Monsignor Antonio Franco with President Katsav (archive photo)
Photo: Flash 90
Vatican agrees to attend Holocaust memorial service
Vatican’s Ambassador to Israel Monsignor Antonio Franco will attend Holocaust memorial service at Yad Vashem, reversing earlier decision to boycott event due to caption at museum describing wartime conduct of Pope Pius XII; ‘it was only diplomacy,’ he says of affair
The Vatican’s ambassador to Israel will attend a Holocaust memorial service at the Yad Vashem Holocaust museum, reversing an earlier decision to boycott the event, officials said Sunday.

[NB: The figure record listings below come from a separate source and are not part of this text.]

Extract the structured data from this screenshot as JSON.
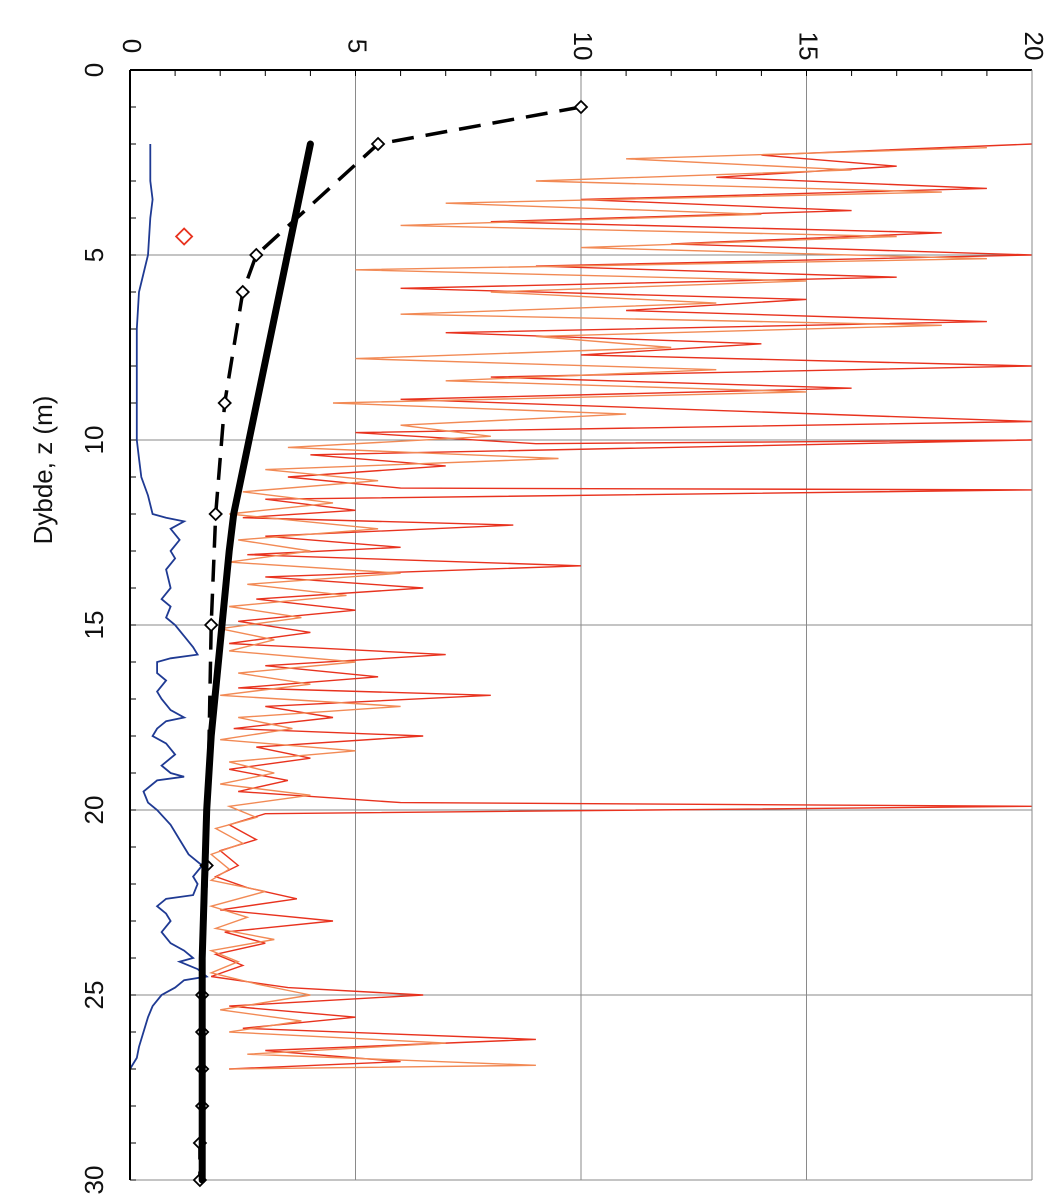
{
  "chart_data": {
    "type": "line",
    "title": "",
    "xlabel": "",
    "ylabel": "Dybde, z (m)",
    "x_range": [
      0,
      20
    ],
    "y_range": [
      0,
      30
    ],
    "y_inverted": true,
    "x_axis_position": "top",
    "x_tick_labels_rotated": true,
    "x_ticks": [
      "0",
      "5",
      "10",
      "15",
      "20"
    ],
    "y_ticks": [
      "0",
      "5",
      "10",
      "15",
      "20",
      "25",
      "30"
    ],
    "grid": true,
    "legend": "none",
    "colors": {
      "grid": "#8a8a8a",
      "axis": "#000000",
      "series_dashed": "#000000",
      "series_solid": "#000000",
      "series_blue": "#1f3a93",
      "series_red": "#e8321e",
      "series_orange": "#f28a55",
      "marker_red": "#e8321e"
    },
    "series": [
      {
        "style": "dashed-with-diamond-markers",
        "color": "#000000",
        "points": [
          [
            10.0,
            1.0
          ],
          [
            5.5,
            2.0
          ],
          [
            2.8,
            5.0
          ],
          [
            2.5,
            6.0
          ],
          [
            2.1,
            9.0
          ],
          [
            1.9,
            12.0
          ],
          [
            1.8,
            15.0
          ],
          [
            1.7,
            21.5
          ],
          [
            1.6,
            25.0
          ],
          [
            1.6,
            26.0
          ],
          [
            1.6,
            27.0
          ],
          [
            1.6,
            28.0
          ],
          [
            1.55,
            29.0
          ],
          [
            1.55,
            30.0
          ]
        ]
      },
      {
        "style": "solid-thick",
        "color": "#000000",
        "points": [
          [
            4.0,
            2.0
          ],
          [
            2.3,
            12.0
          ],
          [
            2.2,
            13.0
          ],
          [
            1.8,
            18.0
          ],
          [
            1.7,
            20.0
          ],
          [
            1.6,
            24.0
          ],
          [
            1.6,
            25.5
          ],
          [
            1.6,
            30.0
          ]
        ]
      },
      {
        "style": "solid-thin",
        "color": "#1f3a93",
        "points": [
          [
            0.45,
            2.0
          ],
          [
            0.45,
            3.0
          ],
          [
            0.5,
            3.5
          ],
          [
            0.45,
            4.0
          ],
          [
            0.4,
            5.0
          ],
          [
            0.3,
            5.5
          ],
          [
            0.2,
            6.0
          ],
          [
            0.15,
            7.0
          ],
          [
            0.15,
            9.0
          ],
          [
            0.15,
            10.0
          ],
          [
            0.2,
            10.5
          ],
          [
            0.25,
            11.0
          ],
          [
            0.4,
            11.5
          ],
          [
            0.5,
            12.0
          ],
          [
            0.8,
            12.1
          ],
          [
            1.2,
            12.2
          ],
          [
            0.9,
            12.4
          ],
          [
            1.1,
            12.7
          ],
          [
            0.9,
            13.0
          ],
          [
            1.0,
            13.2
          ],
          [
            0.8,
            13.5
          ],
          [
            0.9,
            14.0
          ],
          [
            0.7,
            14.3
          ],
          [
            0.9,
            14.5
          ],
          [
            0.8,
            14.8
          ],
          [
            1.0,
            15.0
          ],
          [
            1.2,
            15.3
          ],
          [
            1.4,
            15.6
          ],
          [
            1.5,
            15.8
          ],
          [
            0.9,
            15.9
          ],
          [
            0.6,
            16.0
          ],
          [
            0.6,
            16.3
          ],
          [
            0.8,
            16.5
          ],
          [
            0.6,
            16.8
          ],
          [
            0.7,
            17.0
          ],
          [
            0.9,
            17.3
          ],
          [
            1.2,
            17.5
          ],
          [
            0.8,
            17.6
          ],
          [
            0.6,
            17.8
          ],
          [
            0.5,
            18.0
          ],
          [
            0.8,
            18.2
          ],
          [
            1.0,
            18.5
          ],
          [
            0.7,
            18.8
          ],
          [
            0.9,
            19.0
          ],
          [
            1.2,
            19.1
          ],
          [
            0.6,
            19.2
          ],
          [
            0.3,
            19.5
          ],
          [
            0.4,
            19.8
          ],
          [
            0.6,
            20.0
          ],
          [
            0.9,
            20.4
          ],
          [
            1.1,
            20.8
          ],
          [
            1.3,
            21.2
          ],
          [
            1.6,
            21.5
          ],
          [
            1.4,
            21.8
          ],
          [
            1.5,
            22.0
          ],
          [
            1.4,
            22.3
          ],
          [
            0.8,
            22.4
          ],
          [
            0.6,
            22.6
          ],
          [
            0.8,
            22.8
          ],
          [
            0.9,
            23.0
          ],
          [
            0.7,
            23.3
          ],
          [
            0.9,
            23.6
          ],
          [
            1.2,
            23.8
          ],
          [
            1.4,
            24.0
          ],
          [
            1.1,
            24.1
          ],
          [
            1.5,
            24.3
          ],
          [
            1.7,
            24.5
          ],
          [
            1.2,
            24.6
          ],
          [
            1.0,
            24.8
          ],
          [
            0.7,
            25.0
          ],
          [
            0.5,
            25.3
          ],
          [
            0.4,
            25.6
          ],
          [
            0.3,
            26.0
          ],
          [
            0.2,
            26.4
          ],
          [
            0.15,
            26.7
          ],
          [
            0.0,
            27.0
          ]
        ]
      },
      {
        "style": "thin-spiky",
        "color": "#e8321e",
        "points": [
          [
            20.0,
            2.0
          ],
          [
            14.0,
            2.3
          ],
          [
            17.0,
            2.6
          ],
          [
            13.0,
            2.9
          ],
          [
            19.0,
            3.2
          ],
          [
            10.0,
            3.5
          ],
          [
            16.0,
            3.8
          ],
          [
            8.0,
            4.1
          ],
          [
            18.0,
            4.4
          ],
          [
            12.0,
            4.7
          ],
          [
            20.0,
            5.0
          ],
          [
            9.0,
            5.3
          ],
          [
            17.0,
            5.6
          ],
          [
            6.0,
            5.9
          ],
          [
            15.0,
            6.2
          ],
          [
            11.0,
            6.5
          ],
          [
            19.0,
            6.8
          ],
          [
            7.0,
            7.1
          ],
          [
            14.0,
            7.4
          ],
          [
            10.0,
            7.7
          ],
          [
            20.0,
            8.0
          ],
          [
            8.0,
            8.3
          ],
          [
            16.0,
            8.6
          ],
          [
            6.0,
            8.9
          ],
          [
            13.0,
            9.2
          ],
          [
            20.0,
            9.5
          ],
          [
            5.0,
            9.8
          ],
          [
            9.0,
            10.1
          ],
          [
            20.0,
            10.0
          ],
          [
            4.0,
            10.4
          ],
          [
            7.0,
            10.7
          ],
          [
            3.5,
            11.0
          ],
          [
            6.0,
            11.3
          ],
          [
            20.0,
            11.35
          ],
          [
            3.0,
            11.6
          ],
          [
            5.0,
            11.9
          ],
          [
            2.5,
            12.1
          ],
          [
            8.5,
            12.3
          ],
          [
            3.0,
            12.6
          ],
          [
            6.0,
            12.9
          ],
          [
            2.6,
            13.1
          ],
          [
            10.0,
            13.4
          ],
          [
            3.0,
            13.7
          ],
          [
            6.5,
            14.0
          ],
          [
            2.8,
            14.3
          ],
          [
            5.0,
            14.6
          ],
          [
            2.4,
            14.9
          ],
          [
            4.0,
            15.2
          ],
          [
            2.2,
            15.5
          ],
          [
            7.0,
            15.8
          ],
          [
            3.0,
            16.1
          ],
          [
            5.5,
            16.4
          ],
          [
            2.4,
            16.7
          ],
          [
            8.0,
            16.9
          ],
          [
            3.0,
            17.2
          ],
          [
            4.5,
            17.5
          ],
          [
            2.3,
            17.8
          ],
          [
            6.5,
            18.0
          ],
          [
            2.8,
            18.3
          ],
          [
            4.0,
            18.6
          ],
          [
            2.2,
            18.9
          ],
          [
            3.5,
            19.2
          ],
          [
            2.4,
            19.5
          ],
          [
            6.0,
            19.8
          ],
          [
            20.0,
            19.9
          ],
          [
            3.0,
            20.1
          ],
          [
            2.2,
            20.4
          ],
          [
            2.8,
            20.8
          ],
          [
            2.0,
            21.1
          ],
          [
            2.4,
            21.5
          ],
          [
            1.9,
            21.8
          ],
          [
            2.6,
            22.1
          ],
          [
            3.7,
            22.4
          ],
          [
            2.0,
            22.7
          ],
          [
            4.5,
            23.0
          ],
          [
            2.1,
            23.3
          ],
          [
            3.0,
            23.6
          ],
          [
            1.9,
            23.9
          ],
          [
            2.5,
            24.2
          ],
          [
            1.8,
            24.5
          ],
          [
            3.5,
            24.8
          ],
          [
            6.5,
            25.0
          ],
          [
            2.2,
            25.3
          ],
          [
            5.0,
            25.6
          ],
          [
            2.5,
            25.9
          ],
          [
            9.0,
            26.2
          ],
          [
            3.0,
            26.5
          ],
          [
            6.0,
            26.8
          ],
          [
            2.2,
            27.0
          ]
        ]
      },
      {
        "style": "thin-spiky",
        "color": "#f28a55",
        "points": [
          [
            19.0,
            2.1
          ],
          [
            11.0,
            2.4
          ],
          [
            16.0,
            2.7
          ],
          [
            9.0,
            3.0
          ],
          [
            18.0,
            3.3
          ],
          [
            7.0,
            3.6
          ],
          [
            14.0,
            3.9
          ],
          [
            6.0,
            4.2
          ],
          [
            17.0,
            4.5
          ],
          [
            10.0,
            4.8
          ],
          [
            19.0,
            5.1
          ],
          [
            5.0,
            5.4
          ],
          [
            15.0,
            5.7
          ],
          [
            8.0,
            6.0
          ],
          [
            13.0,
            6.3
          ],
          [
            6.0,
            6.6
          ],
          [
            18.0,
            6.9
          ],
          [
            9.0,
            7.2
          ],
          [
            12.0,
            7.5
          ],
          [
            5.0,
            7.8
          ],
          [
            13.0,
            8.1
          ],
          [
            7.0,
            8.4
          ],
          [
            15.0,
            8.7
          ],
          [
            4.5,
            9.0
          ],
          [
            11.0,
            9.3
          ],
          [
            6.0,
            9.6
          ],
          [
            8.0,
            9.9
          ],
          [
            3.5,
            10.2
          ],
          [
            9.5,
            10.5
          ],
          [
            3.0,
            10.8
          ],
          [
            5.5,
            11.1
          ],
          [
            2.5,
            11.4
          ],
          [
            4.5,
            11.7
          ],
          [
            2.2,
            12.0
          ],
          [
            5.5,
            12.4
          ],
          [
            2.4,
            12.7
          ],
          [
            4.0,
            13.0
          ],
          [
            2.2,
            13.3
          ],
          [
            6.0,
            13.6
          ],
          [
            2.6,
            13.9
          ],
          [
            4.8,
            14.2
          ],
          [
            2.2,
            14.5
          ],
          [
            3.8,
            14.8
          ],
          [
            2.0,
            15.1
          ],
          [
            3.2,
            15.4
          ],
          [
            2.2,
            15.7
          ],
          [
            5.0,
            16.0
          ],
          [
            2.4,
            16.3
          ],
          [
            4.0,
            16.6
          ],
          [
            2.0,
            16.9
          ],
          [
            6.0,
            17.2
          ],
          [
            2.4,
            17.5
          ],
          [
            3.6,
            17.8
          ],
          [
            2.0,
            18.1
          ],
          [
            5.0,
            18.4
          ],
          [
            2.2,
            18.7
          ],
          [
            3.2,
            19.0
          ],
          [
            2.0,
            19.3
          ],
          [
            4.0,
            19.6
          ],
          [
            2.2,
            19.9
          ],
          [
            2.8,
            20.2
          ],
          [
            1.9,
            20.5
          ],
          [
            2.5,
            20.9
          ],
          [
            1.8,
            21.2
          ],
          [
            2.2,
            21.6
          ],
          [
            1.8,
            21.9
          ],
          [
            3.0,
            22.2
          ],
          [
            1.8,
            22.6
          ],
          [
            2.6,
            22.9
          ],
          [
            1.9,
            23.2
          ],
          [
            3.2,
            23.5
          ],
          [
            1.8,
            23.8
          ],
          [
            2.4,
            24.1
          ],
          [
            1.8,
            24.4
          ],
          [
            2.8,
            24.7
          ],
          [
            4.0,
            25.0
          ],
          [
            2.0,
            25.4
          ],
          [
            3.8,
            25.7
          ],
          [
            2.2,
            26.0
          ],
          [
            7.0,
            26.3
          ],
          [
            2.6,
            26.6
          ],
          [
            9.0,
            26.9
          ],
          [
            2.2,
            27.0
          ]
        ]
      },
      {
        "style": "single-diamond-marker",
        "color": "#e8321e",
        "points": [
          [
            1.2,
            4.5
          ]
        ]
      }
    ]
  }
}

The boycott had threatened to upset fragile relations between Israel and the Vatican.
The Vatican’s ambassador, Monsignor Antonio Franco, announced last week that he would skip Sunday night’s event because of a caption at the museum describing the wartime conduct of Pope Pius XII.
The caption next to the picture of Pius in Yad Vashem’s museum reads, “Even when reports about the murder of Jews reached the Vatican, the pope did not protest,” refusing to sign a 1942 allied condemnation of the massacre of Jews.
Pius “maintained his neutral position” with two exceptions, the caption says, criticizing “his silence and absence of guidelines.”
The exceptions were appeals to the rulers of Hungary and Slovakia toward the end of the war. Officials from Yad Vashem, the Vatican’s Embassy and the Israeli Foreign Ministry confirmed that Sunday that Franco had reversed his decision and would attend Sunday’s ceremony.
Franco told Ynet he merely wanted to draw attention to the Catholic Church’s stance regarding the picture of Pius, saying it was “only diplomacy.”
According to him, there is evidence that the pope worked diligently to help save Jewish lives during the Holocaust. He said he would attend the ceremony because he is “not against the memory of the Holocaust or the people of Israel.”
“We just want the truth about Pope Pius to be clearer,” Franco said.